Harris evaded the question and pivoted to speak against the confirmation of Judge Amy Coney Barrett, whom Trump nominated to fill the seat of the late Justice Ruth Bader Ginsburg.
"Joe and I are very clear. The American people are voting right now. And it should be their decision about who will serve on this most important body for a lifetime," Harris said.
Pence responded, “Once again you gave a non-answer; Joe Biden gave a non-answer. You know the [American] people deserve a straight answer. And, if you haven't figured it out yet, the straight answer is they are going to pack the Supreme Court if they somehow win this election."
Biden had also refused to provide a definite answer on the matter at the first presidential debate.
Harris accused President Trump of doing his own packing of the courts. Trump has appointed more than 200 federal judges, of whom 50 are appeals court judges, to fill various judicial vacancies left by the Obama administration.
"And do you know that of the 50 people who President Trump appointed to the court of appeals for lifetime appointments, not one is black," Harris said, apparently concerned about the lack of black representation in the court appointments.

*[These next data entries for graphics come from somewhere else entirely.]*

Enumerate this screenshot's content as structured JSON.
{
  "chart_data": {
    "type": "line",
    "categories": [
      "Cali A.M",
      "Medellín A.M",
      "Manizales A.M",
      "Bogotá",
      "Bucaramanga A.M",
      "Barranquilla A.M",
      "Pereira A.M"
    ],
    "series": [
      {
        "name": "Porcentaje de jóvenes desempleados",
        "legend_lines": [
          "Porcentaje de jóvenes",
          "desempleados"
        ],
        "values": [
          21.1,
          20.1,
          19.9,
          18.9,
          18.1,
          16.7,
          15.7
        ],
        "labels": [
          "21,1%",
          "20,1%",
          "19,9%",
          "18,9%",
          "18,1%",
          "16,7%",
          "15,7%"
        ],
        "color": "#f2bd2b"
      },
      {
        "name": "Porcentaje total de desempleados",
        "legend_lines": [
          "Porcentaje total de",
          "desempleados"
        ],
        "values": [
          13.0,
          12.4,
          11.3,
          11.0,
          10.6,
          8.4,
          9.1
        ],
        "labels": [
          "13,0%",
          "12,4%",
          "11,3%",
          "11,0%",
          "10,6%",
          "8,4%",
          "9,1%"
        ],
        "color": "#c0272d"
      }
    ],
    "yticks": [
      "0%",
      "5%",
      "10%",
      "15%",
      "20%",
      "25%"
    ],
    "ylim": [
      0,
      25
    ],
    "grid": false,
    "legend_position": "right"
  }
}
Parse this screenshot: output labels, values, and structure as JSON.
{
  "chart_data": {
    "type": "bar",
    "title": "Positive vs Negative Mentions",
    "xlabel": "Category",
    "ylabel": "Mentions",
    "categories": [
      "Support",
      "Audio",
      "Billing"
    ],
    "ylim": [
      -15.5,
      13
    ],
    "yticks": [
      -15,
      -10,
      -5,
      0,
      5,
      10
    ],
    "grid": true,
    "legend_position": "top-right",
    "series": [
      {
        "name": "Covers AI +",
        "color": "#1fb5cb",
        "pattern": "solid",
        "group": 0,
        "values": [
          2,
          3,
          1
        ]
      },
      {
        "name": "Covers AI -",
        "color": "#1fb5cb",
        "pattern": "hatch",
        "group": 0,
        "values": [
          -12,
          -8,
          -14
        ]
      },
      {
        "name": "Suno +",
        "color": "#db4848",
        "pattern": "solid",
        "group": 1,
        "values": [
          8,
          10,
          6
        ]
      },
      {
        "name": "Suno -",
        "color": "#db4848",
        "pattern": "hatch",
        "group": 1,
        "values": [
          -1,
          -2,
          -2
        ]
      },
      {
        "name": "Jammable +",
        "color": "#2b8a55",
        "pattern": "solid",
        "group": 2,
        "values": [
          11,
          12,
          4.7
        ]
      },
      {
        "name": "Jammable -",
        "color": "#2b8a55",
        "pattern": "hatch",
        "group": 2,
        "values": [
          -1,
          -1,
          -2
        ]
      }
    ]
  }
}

When Harris was asked about her stance on Roe v. Wade, the 1973 Supreme Court ruling that struck down state-level restrictions on abortion, she said, "I will always fight for a woman's right to make a decision about her own body. It should be her decision and not that of Donald Trump and the Vice President Michael Pence."
"I couldn’t be more proud to serve as vice president to a president who stands without apology for the sanctity of human life. I’m pro-life. I don’t apologize for it," Pence responded. "And this is another one of those cases where there's such a dramatic contrast. Joe Biden and Kamala Harris support taxpayer funding of abortion, all the way up to the moment of birth, late-term abortion, they want to increase funding to Planned Parenthood of America.
"Now, for our part, I would never presume how judges rule on the Supreme Court of the United States but will continue to stand strong for the right to life."